Пинас Хиссонера оказался сбоку. Нос шхуны прошел в двадцати ярдах от него – массивная черная стена, поднимавшая воду горой.
– Давай! – крикнул Хиссонер.
С обоих сторон пинаса появились весла. Парус упал как тряпье, и Джек-Летучая Мышь быстро привязал его. Гребцы нажали на весла, и пинас рванулся вперед. Снайпер стоял на носу.
Шхуна уже прошла мимо, догнать ее не было никакой возможности.
Затем Мейнард увидел, как руль поворачивается, и напор ветра в парусах шхуны пропал. Чтобы избежать столкновения с тремя другими пинасами, рулевому в последний момент пришлось резко повернуть руль вправо. Ход большого корабля был нарушен.
Находившийся за снайпером человек, сунув голову ему между ног, придержал его плечами. Снайпер поднял свое ружье, взвел курок, и прицелился. Пинас прыгал на волнах, поднятых шхуной, нос его ходил вверх и вниз. Когда нос поднялся, снайпер задержал дыхание, и на высшей точке подъема – когда на десятую долю секунды нос оказался неподвижным – нажал на спуск. Послышался щелчок, когда кремень ударился в сталь, шипение воспламенившегося на полке пороха, и грохот, сверкание и дым выстрела. Снайпер покачнулся, удержал равновесие и пригнул голову, чтобы посмотреть, удачен ли был его выстрел.
* * *
На шхуне руки рулевого, отдернувшись от руля, попытались схватить разлетающиеся куски черепа. Он исчез из виду, руль быстро завертелся вправо. Шхуна закачалась, паруса, потеряв ветер, захлопали.
– Жмите, ребята! – крикнул Хиссонер, и весла глубоко погрузились в море.
– Смотри, писака! – снова прокричал Хиссонер, и Мейнард повернулся на его крик. При помощи заржавленной зажигалки Хиссонер поджигал просмоленные куски шпагата в своей косичке. Они загорались коптящим пламенем, окружая его голову огненным ореолом. Он ухмыльнулся.
– Настоящее создание ада, а?
Мейнард взглянул на пинас Hay, который плыл с подветренной стороны носа шхуны; его гребцы лихорадочно работали веслами, стремясь избежать столкновения с надвигавшимся на них черным корпусом. В это же время на его мачте взвился маленький красный вымпел.
Хиссонер, тоже увидевший вымпел, крикнул:
– “Жоли-Руж” [12]поднят, ребята! Жмите, и у вас будет возможность попировать!
– Что это за флаг? – спросил Мейнард у Бет.
– “Жоли-Руж”? “Нет пощады”.
– Я думал, что он и так никого не щадит.
– Это воодушевляет ребят.
Пинас находился в нескольких футах от кормы шхуны, когда, по неслышному сигналу, передний гребец вытащил из воды весло и передал его снайперу.
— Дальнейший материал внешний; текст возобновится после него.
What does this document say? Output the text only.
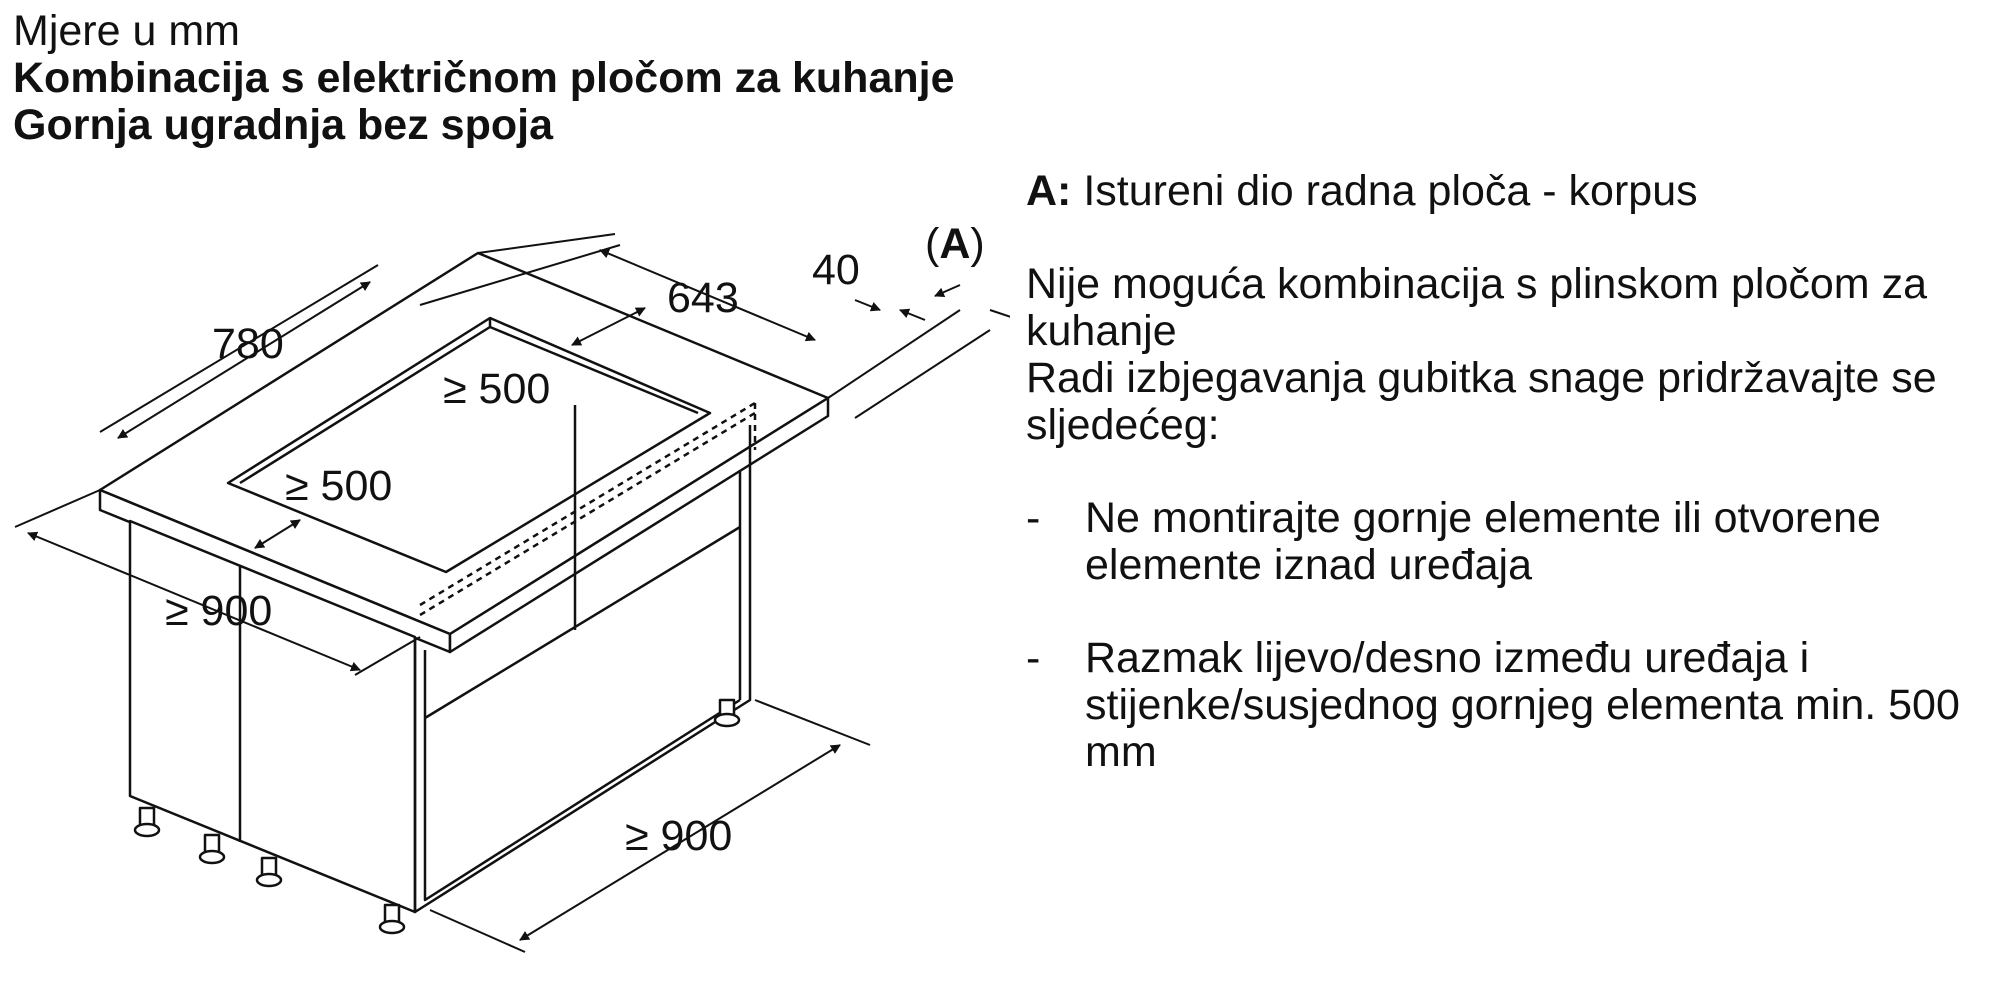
Mjere u mm
Kombinacija s električnom pločom za kuhanje
Gornja ugradnja bez spoja
780
643
40
(A)
≥ 500
≥ 500
≥ 900
≥ 900
A: Istureni dio radna ploča - korpus
Nije moguća kombinacija s plinskom pločom za kuhanje
Radi izbjegavanja gubitka snage pridržavajte se sljedećeg:
-	Ne montirajte gornje elemente ili otvorene elemente iznad uređaja
-	Razmak lijevo/desno između uređaja i stijenke/susjednog gornjeg elementa min. 500 mm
Тот поднял его наподобие гарпуна и заклинил им руль, всунув весло между рулем и ахтерштевнем. Шхуна сразу же стала двигаться медленно и ровно.
Мужчины теперь вопили, выкрикивая дикие, несообразные проклятия адресованные врагу, богу, морю и друг другу. Они бросились на руль шхуны и, как пауки, полезли на корму.
С пылающими волосами, сверкая глазами, с кинжалом в зубах и топориком в руке, Хиссонер, наступив на Мейнарда, выскочил из пинаса и проорал:
– Мы заключили договор со смертью, и с адом мы в ладах! Со шхуны доносились визги, крики, топот и редкие выстрелы.
– Пошли, – сказала Бет. Она бросила свободный конец цепи Мейнарду, подняла свои юбки и перескочила на руль.
– Я?
– Пошли, или тебя убьют на месте, – она кивнула на корму пинаса. Вплотную к ним стоял другой пинас, так что они блокировали ему подход к рулю. Из толпы вопящих, изрыгающих проклятия пиратов вылетел нож, пронесся, крутясь в воздухе, над успевшим пригнуться Мейнардом, и вонзился, задрожав, в руль шхуны.
Обмотав остаток цепи вокруг шеи, Мейнард прыгнул на руль и стал карабкаться. Руки и ноги его соскальзывали, но, цепляясь ногтями за болты, борозды и трещины в корпусе, он все-таки забрался на корму.
Нижняя палуба шхуны была похожа на взбиваемый коктейль – все бегали и орали. Рулевой лежал у ног Мейнарда, и голова его представляла собой серо-красное месиво.
Чуть подальше на палубе лежали двое других из команды, один был почти обезглавлен, другой, опираясь на планширь, уставился отсутствующим взглядом на вывалившиеся кишки.
Пригибаясь от шальных пуль. Бет потащила Мейнарда вперед.
Hay взобрался на борт посредине судна, задержался у поручней и помог перебраться мальчикам. Как только ноги Мануэля коснулись палубы, он умчался, пригибаясь, останавливаясь, выглядывая, приседая, – как ласка, подумал Мейнард, ищущая добычу.
Юстин одеревенел от страха. Наклонившись к нему, Hay сказал ему несколько слов. Юстин достал “вальтер” из кобуры, дослал патрон, и тоскливо шагнул вперед.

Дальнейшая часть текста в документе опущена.